By ‘secondary nodes’, I mean the arg typically is retrieved and then placed in redirect(), it isn’t passed into another function, or used in an assignment somewhere else. This makes them somewhat easier to find statically, as there are less things that can go wrong.

In order to evaluate the tool, I needed to know which repositories actually had vulnerabilities in them, so I put my junk hacking skills to work and made 2 regular expressions. ".*redirect\([a-zA-Z0-9_]+\).*" and ".*redirect\(request.*\).*". The first one detects any redirect call with a variable as the only argument, and the second detects any redirect call with request.anything as the first argument. These aren’t perfect, but have a good chance of detecting 90 something percent of possibly vulnerable calls. (The CSV file somehow had a controller file associated with each repo, and each regex was run on every line.)

This narrowed it down to 20 repositories, around ~4.1 percent. 17 repos matched the first regex, and 3 matched the second. [2]

The great: 4 true positives were reported, although 3 of them are in @twitter.authorized_handler or @facebook.authorized_handler controllers (used in OAuth.) The only notable one is noted first, as it is in code written by the creator of Flask.

The good: 7 didn’t have any vulnerabilities, and we didn’t report any.

The bad: 4 had no real vulnerabilities, but had one or two false positives.

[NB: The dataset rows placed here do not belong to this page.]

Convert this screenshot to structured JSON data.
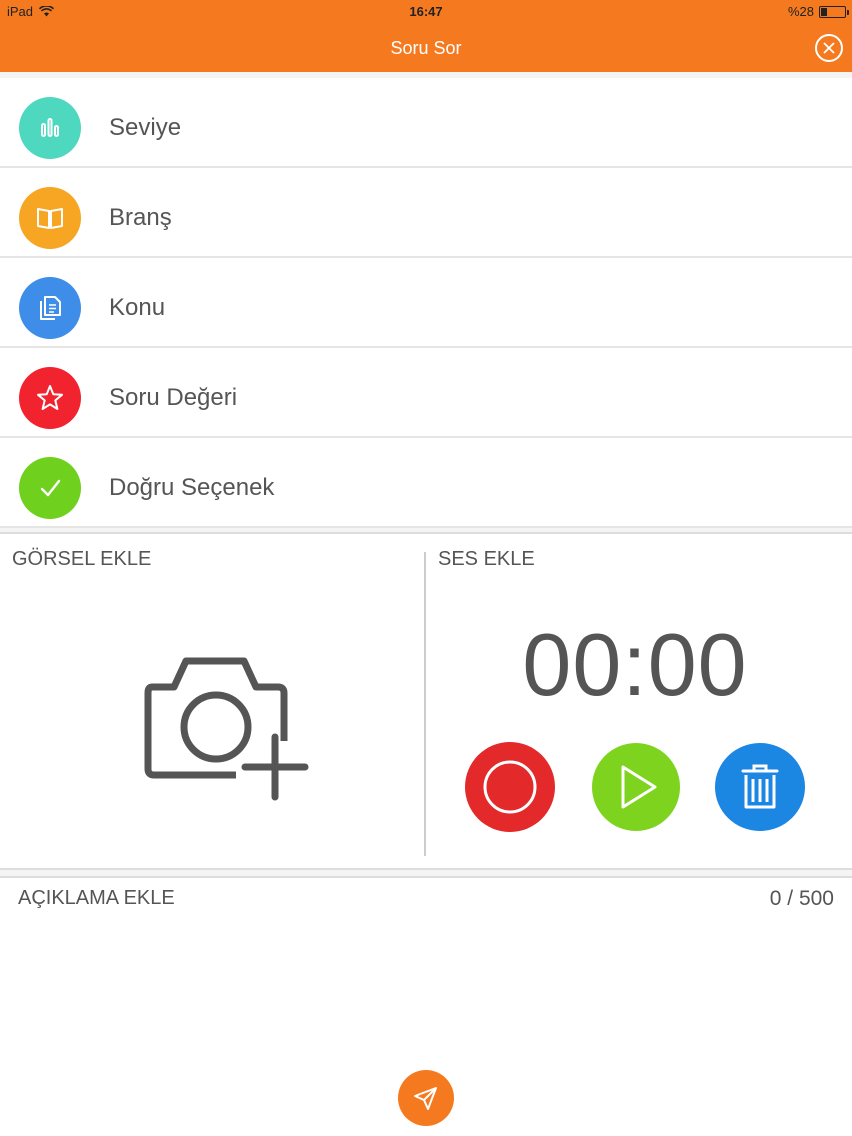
{
  "status_bar": {
    "carrier": "iPad",
    "time": "16:47",
    "battery": "%28",
    "battery_level": 0.28
  },
  "nav": {
    "title": "Soru Sor",
    "close_icon": "close-icon"
  },
  "colors": {
    "primary": "#f57a1f",
    "teal": "#4fd8c0",
    "yellow": "#f6a623",
    "blue": "#3e8ee9",
    "red": "#f1232f",
    "green": "#6fd11d",
    "record": "#e32929",
    "play": "#7dd31d",
    "delete": "#1c86e3"
  },
  "menu": {
    "items": [
      {
        "label": "Seviye",
        "icon": "bar-chart-icon"
      },
      {
        "label": "Branş",
        "icon": "book-icon"
      },
      {
        "label": "Konu",
        "icon": "document-icon"
      },
      {
        "label": "Soru Değeri",
        "icon": "star-icon"
      },
      {
        "label": "Doğru Seçenek",
        "icon": "checkmark-icon"
      }
    ]
  },
  "image_section": {
    "title": "GÖRSEL EKLE",
    "icon": "camera-add-icon"
  },
  "audio_section": {
    "title": "SES EKLE",
    "timer": "00:00",
    "record_icon": "record-icon",
    "play_icon": "play-icon",
    "delete_icon": "trash-icon"
  },
  "description": {
    "title": "AÇIKLAMA EKLE",
    "counter": "0 / 500",
    "text": ""
  },
  "send": {
    "icon": "send-icon"
  }
}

  • billyfung/flask_shortener 2 false positives (Lazy mistake of making .get a source instead of request.args.get etc., so redis.get was used as a source.)
  • ZAGJAB/Flask_OAuth2 1 false positive (Customization is needed for open-redirects, to eliminate all false-positives, because if something tainted is used in string formatting, it typically needs to be at the very beginning of the string to be a vulnerability.)
  • amehta/Flaskly 1 false positive (GitHub issue incoming.)
  • mskog/cheapskate 1 false positive (GitHub issue incoming.)

The ugly: 2 had one false-negative.

The fatal: 3 crashed PyT, but by sheer luck, didn’t have any open-redirect vulnerabilities in them, I looked. 2 or 3 of them were caused by a PR I merged last weekend.

In closing, these results seem okay to me, because once the GitHub issues are made for these issues and fixed we’ll be in a great place. This evaluation certainly didn’t find all the bugs, but probably most of them. The next time I evaluate the tool, I think I’ll look for command injection vulnerabilities or SSRF. I think the only takeaway is that for evaluating a tool like this you should use regexes to narrow down what you spend your time analyzing. I’ll make a PR in the PyT repo to show what I customized to just find open-redirects, but it was mostly trimming down the sink list to just redirect and removing form from the source list.

Around or before May 2016

During the writing of the original thesis PyT was run on 6 or 7 open-source projects and no vulnerabilities were found. I think the sample size was too small.

[1]There are some commits in the CSV file that removed a few repos that caused issues before, but those commits were made long ago, just wanted to note the stats aren’t 100% impartial.
[2]This isn’t exactly true, if something matched the 2nd regex I removed ".*redirect\(request\.url\).*" and ".*redirect\(request\.referrer\).*".